Premier John Horgan of British Columbia, Canada, said this during a press briefing on October 18, reports Business Vancouver.

Horgan was responding to questions about a letter his minister of Agriculture, Lana Popham, sent to Marine Harvest last week.

Since August 25, First Nations have occupied a number of Marine Harvest’s fish farms. The First Nations in the area of the Broughton Archipelago, where the fish farms are located, say the company does not have their permission to operate.

Marine Harvest ended up bringing in the Military Police on October 13 when restocking its Port Elizabeth fish farm, for fear of being blockaded.

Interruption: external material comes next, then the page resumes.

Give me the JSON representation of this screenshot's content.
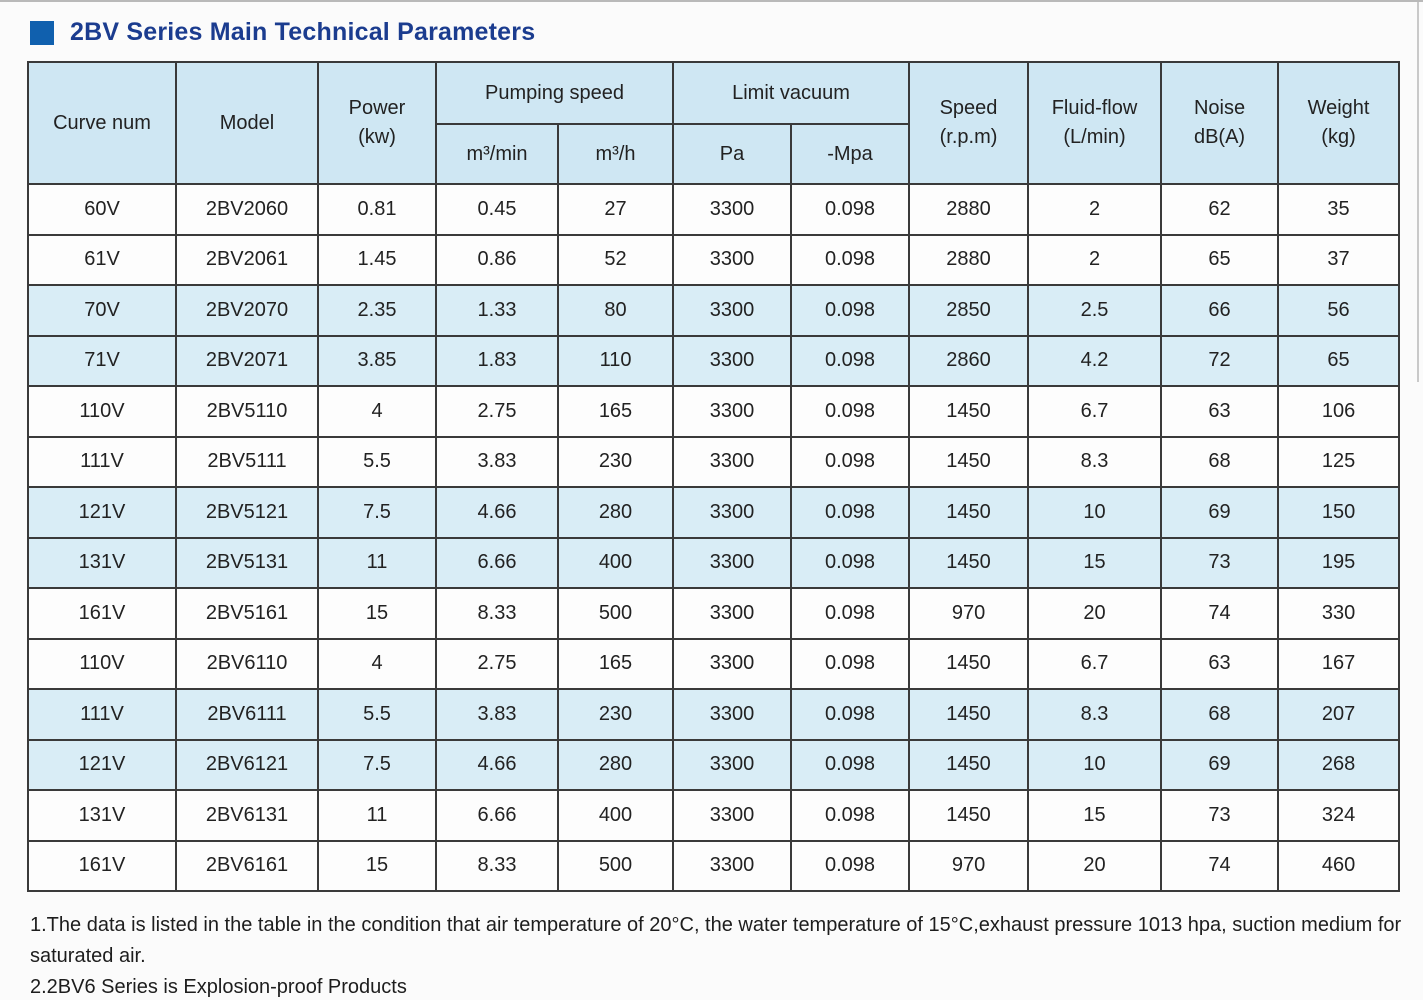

Migratory routes for salmon
All salmon farm licenses are going to be subject to review, Horgan said, according to guidelines and principles set out in the Cohen Commission and United Nations Declaration on the Rights of Indigenous Peoples (UNDRIP).

“We are going to be reviewing licenses to ensure that migratory routes for wild salmon are clear of obstacles to making their way either out to sea or back to spawn,” Horgan said.

He referred to one of the recommendations made by the Cohen Commission to locate salmon farms away from migratory routes of wild salmon, as a precautionary measure, due to concerns about disease and sea lice spreading from fish farms to wild stocks.

Economic activity
Salmon farming generates $1.5 billion in economic activity in B.C. and directly employs 3,000 people, according to an economic analysis released last month by the BC Salmon Farmers Association. Marine Harvest has operated in B.C. for three decades.

“It’s known to almost everyone in the universe that open net pen fish farming in British Columbia has been controversial for decades,” Horgan said. “But I believe that we can find a way to make sure that we’re serving the mutual objectives of keeping economic activity going as well protecting our wild fish.”

Land-based farm up for sale
Horgan suggested that the way forward is land-based closed containment systems, not ocean-based open-net fish farms. He pointed to the Kuttera fish farm in Alert Bay as a model.

Marine Harvest spokesman Ian Roberts, also present at the press conference, wondered why the Namgis First Nation, the owner and sole shareholder, is trying to sell Kuttera, if that model is economically viable.

“We all know that Kuttera is up for sale and there are no buyers.”

Roberts added Kuttera offered to sell the closed containment operation to Marine Harvest. He said Marine Harvest has no interest in buying it.

“It’s not a money-maker. If closed containment was a winner, we would set it up near the big markets of San Francisco and L.A. You wouldn’t be growing salmon in the northern part of Vancouver Island.”